“It isn’t, Daddy. Holly Mount’s much the worst. It’s an awful hill.”
“That,” said Anthony, “is why you’re forbidden to ride down it. You’ve got to be spanked for this, Nicky.”
“Have I? All right. Don’t look so unhappy, Daddy.”
Anthony did much better this time. Nicky (though he shook with laughter) owned it very handsomely. And Anthony had handicapped himself again by doing it through the cloth. He drew the line at shaming Nicky. (Yet—could you have shamed his indomitable impudence?)
But he had done it. He had done it ruthlessly, while the strawberries were still wet on Nicky’s mouth.
And when it was all over Michael, looking for his father, came into the school-room where these things happened. He said he was awfully sorry, but he’d taken Roger out, and Roger had gone down on his knees and cut himself.
No, it wasn’t on Holly Mount, it was at the turn of the road on the hill past the “Spaniards.”
Anthony paid no attention to Michael. He turned on Michael’s brother.
“Nicky, what did you do it for?”
“For a rag, of course. I knew you’d feel such a jolly fool when you found it wasn’t me.”
“You see, Daddy,” he explained later, “you might have known I wouldn’t have let Roger down. But wasn’t it a ripping sell?”
“What are you to do,” said Anthony, “with a boy like that?”
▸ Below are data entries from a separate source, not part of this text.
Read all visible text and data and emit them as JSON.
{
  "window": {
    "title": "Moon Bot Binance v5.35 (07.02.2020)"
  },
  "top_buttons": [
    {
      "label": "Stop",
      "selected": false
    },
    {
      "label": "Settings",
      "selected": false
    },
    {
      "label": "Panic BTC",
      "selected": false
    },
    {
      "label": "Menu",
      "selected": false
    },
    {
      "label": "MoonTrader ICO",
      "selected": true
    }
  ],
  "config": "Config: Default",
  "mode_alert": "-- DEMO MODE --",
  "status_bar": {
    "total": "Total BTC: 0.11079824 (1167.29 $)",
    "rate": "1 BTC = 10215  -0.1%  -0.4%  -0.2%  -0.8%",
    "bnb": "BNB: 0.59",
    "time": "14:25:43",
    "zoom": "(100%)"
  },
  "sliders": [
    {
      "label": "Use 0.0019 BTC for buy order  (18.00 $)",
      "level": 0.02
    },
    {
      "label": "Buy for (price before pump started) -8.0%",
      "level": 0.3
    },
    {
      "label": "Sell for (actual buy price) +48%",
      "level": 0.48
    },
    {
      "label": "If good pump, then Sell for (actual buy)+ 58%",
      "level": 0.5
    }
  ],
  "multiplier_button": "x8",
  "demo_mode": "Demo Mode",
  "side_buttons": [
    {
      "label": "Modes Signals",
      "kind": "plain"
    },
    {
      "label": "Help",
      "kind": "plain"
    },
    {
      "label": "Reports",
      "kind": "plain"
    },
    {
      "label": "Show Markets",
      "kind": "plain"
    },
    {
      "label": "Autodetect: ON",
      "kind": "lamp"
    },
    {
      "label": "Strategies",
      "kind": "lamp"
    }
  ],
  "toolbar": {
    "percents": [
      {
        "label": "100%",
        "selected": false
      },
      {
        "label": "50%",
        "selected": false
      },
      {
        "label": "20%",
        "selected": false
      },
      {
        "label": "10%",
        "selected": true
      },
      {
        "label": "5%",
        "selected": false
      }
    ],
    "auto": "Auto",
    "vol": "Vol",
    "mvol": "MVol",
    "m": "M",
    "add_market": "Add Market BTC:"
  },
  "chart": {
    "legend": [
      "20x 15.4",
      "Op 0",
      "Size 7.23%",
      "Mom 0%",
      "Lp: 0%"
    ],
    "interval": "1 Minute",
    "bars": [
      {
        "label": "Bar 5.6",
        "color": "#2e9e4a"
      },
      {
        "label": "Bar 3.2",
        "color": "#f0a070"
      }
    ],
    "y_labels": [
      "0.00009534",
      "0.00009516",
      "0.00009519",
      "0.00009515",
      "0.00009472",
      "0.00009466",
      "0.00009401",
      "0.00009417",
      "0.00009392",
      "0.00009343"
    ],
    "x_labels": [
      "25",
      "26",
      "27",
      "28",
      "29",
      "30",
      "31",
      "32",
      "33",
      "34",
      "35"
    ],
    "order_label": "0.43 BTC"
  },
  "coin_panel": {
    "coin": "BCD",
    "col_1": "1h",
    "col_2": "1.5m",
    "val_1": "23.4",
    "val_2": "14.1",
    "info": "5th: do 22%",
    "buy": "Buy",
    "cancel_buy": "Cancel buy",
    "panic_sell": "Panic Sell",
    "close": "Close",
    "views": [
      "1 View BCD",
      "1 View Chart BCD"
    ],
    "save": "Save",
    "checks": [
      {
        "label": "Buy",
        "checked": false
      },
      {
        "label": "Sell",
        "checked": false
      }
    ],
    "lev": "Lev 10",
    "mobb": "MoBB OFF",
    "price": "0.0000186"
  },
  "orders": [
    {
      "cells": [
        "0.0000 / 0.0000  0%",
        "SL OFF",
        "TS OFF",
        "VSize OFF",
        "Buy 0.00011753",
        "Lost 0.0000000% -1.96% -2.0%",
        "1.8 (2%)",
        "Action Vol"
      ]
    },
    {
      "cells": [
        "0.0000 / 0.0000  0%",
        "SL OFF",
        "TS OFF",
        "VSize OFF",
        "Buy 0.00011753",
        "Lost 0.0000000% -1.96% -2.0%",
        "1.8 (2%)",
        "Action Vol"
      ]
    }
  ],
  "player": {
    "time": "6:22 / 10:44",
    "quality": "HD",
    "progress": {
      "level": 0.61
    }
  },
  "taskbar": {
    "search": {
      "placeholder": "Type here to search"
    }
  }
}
Frances had an inspiration. “Do nothing,” she said. Her tranquillity refused to be troubled for long together.
“Nicky’s right. It’s no good trying to punish him. After all, why punish Nicky? It isn’t as if he was really naughty. He never does unkind things, or mean things. And he’s truthful.”
“Horribly truthful. They all are,” said Anthony.
“Well, then, what does Nicky do?”
“He does dangerous things.”
“He forgets.”
“Nothing more dangerous than forgetting. We must punish him to make him remember.”
“But it doesn’t make him remember. It only makes him think us fools.”
“You know what it means?” said Anthony. “We shall have to send him to school.”
“Not yet,” said Frances.
School was the thing in the future that she dreaded. Nicky was only nine, and they were all getting on well with Mt. Parsons. Anthony knew that to send Nicky to school now would be punishing Frances, not Nicky. The little fiend would only grin in their faces if they told him he was going to school.
It was no use trying to make impressions on Nicky. He was as hard as nails. He would never feel things.
Perhaps, Frances thought, it was just as well.
V
“I do think it was nice of Jane,” said Nicky, “to have Jerry.”
“And I do think it was nice of me,” said Dorothy, “to give him to you.”
Jane was Dorothy’s cat; therefore her kittens were Dorothy’s.